食事や入浴など時間帯が決まっている活動を中心にその他のサービスを調整せざるを得ないため、個人の希望よりも施設側の都合が優先になる場合が多いでしょう。

これに対し、住宅型有料老人ホームやサービス付き高齢者向け住宅は、利用したい介護サービスを入居者が自由に選んで申し込みます。そのぶん、入居者は自分のくらしのペースや介護内容を個々に決められるので、自由度が高いといえるでしょう。
しかし、同じ建物のなかで暮らしている入居者同士が、自分の希望や都合だけを主張するのは難しいもの。それらを施設がすべて受け入れるのも、運営上は困難です。結果的には、一人ひとりの希望に配慮しつつ、全員に対して不便や不具合がでないように時間設定や順序が調整されます。

例えば、入浴の場合、共同で使用する浴室に対して同じ時間帯に入浴を希望する人が複数いれば、時間をずらす調整をしなければなりません。さらに、入浴を介助する介護職員の業務スケジュールや、決められた食事時間との兼ね合い、往診医による受診対応など、さまざまな事情を入居者全員の予定に応じて調整していく必要があるため、現実的には、入居者の自由度はある程度の範囲でしか叶えられないでしょう。

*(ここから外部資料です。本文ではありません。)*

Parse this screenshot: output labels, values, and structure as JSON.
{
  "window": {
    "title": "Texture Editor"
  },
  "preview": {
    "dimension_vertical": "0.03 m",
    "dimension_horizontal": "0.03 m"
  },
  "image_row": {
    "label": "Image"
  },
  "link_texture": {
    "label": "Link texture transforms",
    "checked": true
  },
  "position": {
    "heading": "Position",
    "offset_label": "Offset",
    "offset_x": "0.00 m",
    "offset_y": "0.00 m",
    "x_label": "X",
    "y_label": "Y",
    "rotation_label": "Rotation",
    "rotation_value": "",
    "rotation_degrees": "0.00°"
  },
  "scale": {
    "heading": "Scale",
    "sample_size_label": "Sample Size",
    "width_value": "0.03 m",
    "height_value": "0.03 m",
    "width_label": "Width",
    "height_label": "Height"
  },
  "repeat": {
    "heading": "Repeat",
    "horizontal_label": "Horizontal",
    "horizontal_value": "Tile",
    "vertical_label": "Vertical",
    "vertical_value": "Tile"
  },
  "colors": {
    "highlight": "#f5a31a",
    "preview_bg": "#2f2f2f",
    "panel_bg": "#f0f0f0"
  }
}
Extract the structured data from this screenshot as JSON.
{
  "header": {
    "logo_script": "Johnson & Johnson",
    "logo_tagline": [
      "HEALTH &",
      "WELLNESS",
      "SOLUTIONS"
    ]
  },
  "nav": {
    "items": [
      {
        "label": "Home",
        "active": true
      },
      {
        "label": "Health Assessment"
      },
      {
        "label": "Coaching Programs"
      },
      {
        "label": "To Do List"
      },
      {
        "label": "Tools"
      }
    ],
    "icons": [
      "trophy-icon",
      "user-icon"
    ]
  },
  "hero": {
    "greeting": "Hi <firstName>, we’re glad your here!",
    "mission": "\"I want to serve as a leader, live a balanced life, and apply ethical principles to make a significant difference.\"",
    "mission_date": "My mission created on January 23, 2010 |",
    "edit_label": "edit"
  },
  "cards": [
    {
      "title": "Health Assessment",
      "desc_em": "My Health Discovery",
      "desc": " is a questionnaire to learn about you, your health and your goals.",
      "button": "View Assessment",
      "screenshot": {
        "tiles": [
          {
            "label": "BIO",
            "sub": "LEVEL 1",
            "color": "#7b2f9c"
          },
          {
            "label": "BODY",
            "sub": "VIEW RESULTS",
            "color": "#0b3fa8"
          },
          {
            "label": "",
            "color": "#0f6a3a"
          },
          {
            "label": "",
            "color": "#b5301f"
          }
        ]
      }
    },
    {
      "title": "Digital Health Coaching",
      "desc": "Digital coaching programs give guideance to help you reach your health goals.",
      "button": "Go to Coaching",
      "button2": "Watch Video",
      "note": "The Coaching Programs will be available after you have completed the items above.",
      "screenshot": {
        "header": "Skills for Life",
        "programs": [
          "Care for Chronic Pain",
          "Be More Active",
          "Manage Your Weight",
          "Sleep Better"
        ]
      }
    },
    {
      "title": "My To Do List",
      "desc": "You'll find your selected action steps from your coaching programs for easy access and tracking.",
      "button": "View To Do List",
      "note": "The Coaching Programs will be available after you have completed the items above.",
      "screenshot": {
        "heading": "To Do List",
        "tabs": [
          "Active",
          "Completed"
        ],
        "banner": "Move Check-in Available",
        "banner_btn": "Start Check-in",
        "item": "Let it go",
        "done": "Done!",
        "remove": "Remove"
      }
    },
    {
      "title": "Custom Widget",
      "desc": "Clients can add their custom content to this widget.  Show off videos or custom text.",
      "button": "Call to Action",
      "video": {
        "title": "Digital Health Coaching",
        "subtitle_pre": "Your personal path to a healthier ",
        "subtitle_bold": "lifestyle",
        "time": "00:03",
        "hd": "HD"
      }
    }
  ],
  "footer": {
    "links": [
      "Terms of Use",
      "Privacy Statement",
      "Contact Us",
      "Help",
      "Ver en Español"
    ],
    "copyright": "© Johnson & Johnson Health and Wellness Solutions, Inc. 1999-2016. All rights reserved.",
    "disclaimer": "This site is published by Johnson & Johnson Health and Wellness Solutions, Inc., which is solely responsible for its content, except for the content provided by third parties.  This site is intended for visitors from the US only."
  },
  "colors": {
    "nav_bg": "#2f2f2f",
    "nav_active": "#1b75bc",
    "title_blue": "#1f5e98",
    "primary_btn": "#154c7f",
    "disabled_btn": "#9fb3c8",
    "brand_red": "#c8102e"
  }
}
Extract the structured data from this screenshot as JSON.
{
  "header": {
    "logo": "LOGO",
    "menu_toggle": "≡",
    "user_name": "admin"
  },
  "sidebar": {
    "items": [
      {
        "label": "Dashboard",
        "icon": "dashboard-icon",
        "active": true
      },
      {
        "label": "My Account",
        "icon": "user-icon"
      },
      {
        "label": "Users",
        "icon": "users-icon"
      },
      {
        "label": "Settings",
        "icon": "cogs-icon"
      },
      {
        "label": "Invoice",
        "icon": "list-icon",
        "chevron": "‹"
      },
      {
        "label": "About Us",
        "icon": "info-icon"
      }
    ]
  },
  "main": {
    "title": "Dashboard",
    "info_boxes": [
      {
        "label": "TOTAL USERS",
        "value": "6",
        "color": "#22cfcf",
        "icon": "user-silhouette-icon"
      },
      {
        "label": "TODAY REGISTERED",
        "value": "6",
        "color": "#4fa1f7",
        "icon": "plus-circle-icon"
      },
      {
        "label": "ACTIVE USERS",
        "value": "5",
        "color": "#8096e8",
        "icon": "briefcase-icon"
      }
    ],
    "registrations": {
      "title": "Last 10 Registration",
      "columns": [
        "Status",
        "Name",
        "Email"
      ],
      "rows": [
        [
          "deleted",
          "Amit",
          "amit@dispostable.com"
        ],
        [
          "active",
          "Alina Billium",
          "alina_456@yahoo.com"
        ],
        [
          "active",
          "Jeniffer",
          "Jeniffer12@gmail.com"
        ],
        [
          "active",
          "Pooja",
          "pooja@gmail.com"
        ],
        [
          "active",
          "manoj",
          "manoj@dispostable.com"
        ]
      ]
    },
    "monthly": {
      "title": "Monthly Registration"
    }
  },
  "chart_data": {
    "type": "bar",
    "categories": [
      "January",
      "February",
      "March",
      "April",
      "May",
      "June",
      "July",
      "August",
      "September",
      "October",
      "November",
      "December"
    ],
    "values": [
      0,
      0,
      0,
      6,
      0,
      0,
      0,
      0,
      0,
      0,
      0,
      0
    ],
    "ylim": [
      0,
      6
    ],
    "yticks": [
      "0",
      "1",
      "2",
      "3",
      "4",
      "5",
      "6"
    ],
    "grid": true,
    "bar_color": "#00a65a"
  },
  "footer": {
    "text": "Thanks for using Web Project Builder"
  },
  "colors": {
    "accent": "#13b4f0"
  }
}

このように日々の施設運営のなかで個々の調整をするにあたって困難が生じた場合は、改善のための全体ルールが設けられます。すると、そのたびにルールが増えて、入居者の自由度は狭くなっていくのが現状です。
その結果、住宅型有料老人ホームやサービス付き高齢者向け住宅であっても、特別養護老人ホームや介護付有料老人ホームと同じように、全体がうまくいくように施設側の都合を優先して調整されたスケジュールや内容になっていくものです。

入居者の個別性や自由度をできる限り叶えながら、安心安全なくらしも支えるためには、個々が希望するサービスをその都度調整するのではなく、介護付有料老人ホームが行っている介護サービス(常時体制で、入居者全員に必要に応じた介護を行う)を、介護保険法に定められた基準以上の多くの職員配置によって提供することが、もっともスムーズな方法となるのです。

このことからも、月額利用料金が高く設定されている施設は、入居者の安心や安全を守りながら、一人一人の都合やペースを守れるように人員配置や設備を整えている結果が利用料に反映されています。さらに、入居者やご家族に対して細かなルールを設けて大きな負担を掛けることもありません。費用はかかるものの、入居者にとっては豊かで心地よいくらしを、ご家族にとっては安心を得られると考えられるでしょう。